Now that I’ve gotten your comments on last weeks post, my short answer to the question above is, “It depends.”
If you are looking for reviews of just about any place you can think of, Trip Advisor with its more than 50 million unique monthly visitors and 20 million members is vastly superior.
If you are looking to get a deep understanding of Costa Rica Expeditions (and in the future other suppliers of travel offerings who we admire and will be joining us) then HOW WAS YOUR VACATION will be a much better choice. Our aim is to make HOW WAS YOUR VACATION an oasis of genuine, uncensored, trustworthy, non- anonymous insights.
Our goal is go way beyond the ratings and comments on Trip Advisor and provide a window not just into the quality, but also into the style of the service. This way travelers who are considering a particular supplier will not only be able to find out if they are good, but also whether the supplier’s way of doing things is a good fit with their personal style of travel and of relating.
In their comments on last weeks post, both Kristen and Paul emphasized a key criteria for both Trip Advisor and HOW WAS YOUR VACATION, trustworthiness. It is important for both to not only be trustworthy, but also be perceived as such?
In this regard, as you’ll see from this video clip from the February 22 2011 Today Show. Kristen is not the only one who thinks that Trip Advisor has a problem. (The Today Show will make you watch a 30 second ad first. Be patient.
The next day the Today Show published Trip Advisor’s response on their web site. Here’s an excerpt.
“We take the authenticity of our reviews very seriously and have numerous methods to ensure the legitimacy of the content on TripAdvisor. Only a small percentage of the content we receive is determined fraudulent. The measures that ensure the legitimacy of reviews on TripAdvisor include sophisticated automated tools on the site that we’ve refined for more than 10 years and …” You can read the entire response here.
Having corresponded with Trip Advisor regarding the same kinds of problems with fraudulent and misleading posts that Kristen describes in her comment, I have learned that you have to read them carefully. Note the claim that, “Only a small percentage of the content we receive is determined fraudulent.” Note that they are careful not to claim that a small percentage is fraudulent.
Trip Advisor’s problem is that their main source of revenue is from advertising. This means to be profitable they have to be big. And the bigger they are the harder it is to police for fraud. So far their priority has clearly been to go for big over trustworthy.

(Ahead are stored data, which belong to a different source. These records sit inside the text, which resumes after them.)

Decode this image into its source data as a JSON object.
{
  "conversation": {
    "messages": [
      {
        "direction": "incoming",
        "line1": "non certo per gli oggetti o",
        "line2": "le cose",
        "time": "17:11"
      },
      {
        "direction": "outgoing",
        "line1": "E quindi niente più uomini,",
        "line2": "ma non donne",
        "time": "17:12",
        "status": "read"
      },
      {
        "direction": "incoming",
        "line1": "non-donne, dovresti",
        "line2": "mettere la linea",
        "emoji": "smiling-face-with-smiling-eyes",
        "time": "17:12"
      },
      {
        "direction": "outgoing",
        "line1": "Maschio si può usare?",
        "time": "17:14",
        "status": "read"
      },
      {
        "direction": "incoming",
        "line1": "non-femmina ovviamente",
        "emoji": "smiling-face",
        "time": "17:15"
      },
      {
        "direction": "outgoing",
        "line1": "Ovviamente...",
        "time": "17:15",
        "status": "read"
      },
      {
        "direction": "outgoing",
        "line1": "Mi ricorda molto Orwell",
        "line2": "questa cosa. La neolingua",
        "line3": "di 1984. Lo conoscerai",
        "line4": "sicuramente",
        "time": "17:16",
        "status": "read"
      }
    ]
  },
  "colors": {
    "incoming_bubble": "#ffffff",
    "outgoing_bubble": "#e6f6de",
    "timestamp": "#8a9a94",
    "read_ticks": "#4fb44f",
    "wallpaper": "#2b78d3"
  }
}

But that’s TripAdvisor’s problem.
Our problem as Paul rightly points out is that it is natural for people to be, “…skeptical of proprietary review sites.”
How can we make credible our claim that the feedback is “genuine, uncensored, trustworthy?”
We have already given this a good deal of thought. Here are the ways that we have come up with so far.
- Don’t censor.
- Give visitors to the page a way to easily find feedback from guests who feel that we have (How can I put this delicately?) screwed up. We’ve done this by categorizing all the feedback into one or more of 5 categories. Here’s how they look on the site.
- Publish “How Was Your Vacation” as an Application on Facebook where past guests would be able to post directly without going through us. This is under development.
- Finally, and perhaps most important address credibility concerns in plain spoken English rather than in the kind of TripAdvisorese spin that I quoted above.
Is this enough to assure credibility? What more should we do? Do you have any more suggestions for improving the site?
I’ll send bags of Gourmet Costa Rica Coffee to the people who make the comments I find most helpful.
And the bags of coffee for the comments on last weeks post go to>>>
¡¡¡¡¡Judy, Paul and Kristen!!!!!
Judy and Paul. Please send me your physical addresses and whether you prefer dark or light roast, whole bean or ground to email@example.com,cr.
Kristen, Yolanda and I will personally deliver your coffee when we visit you in Cuba in a few weeks. Let me know your preferences.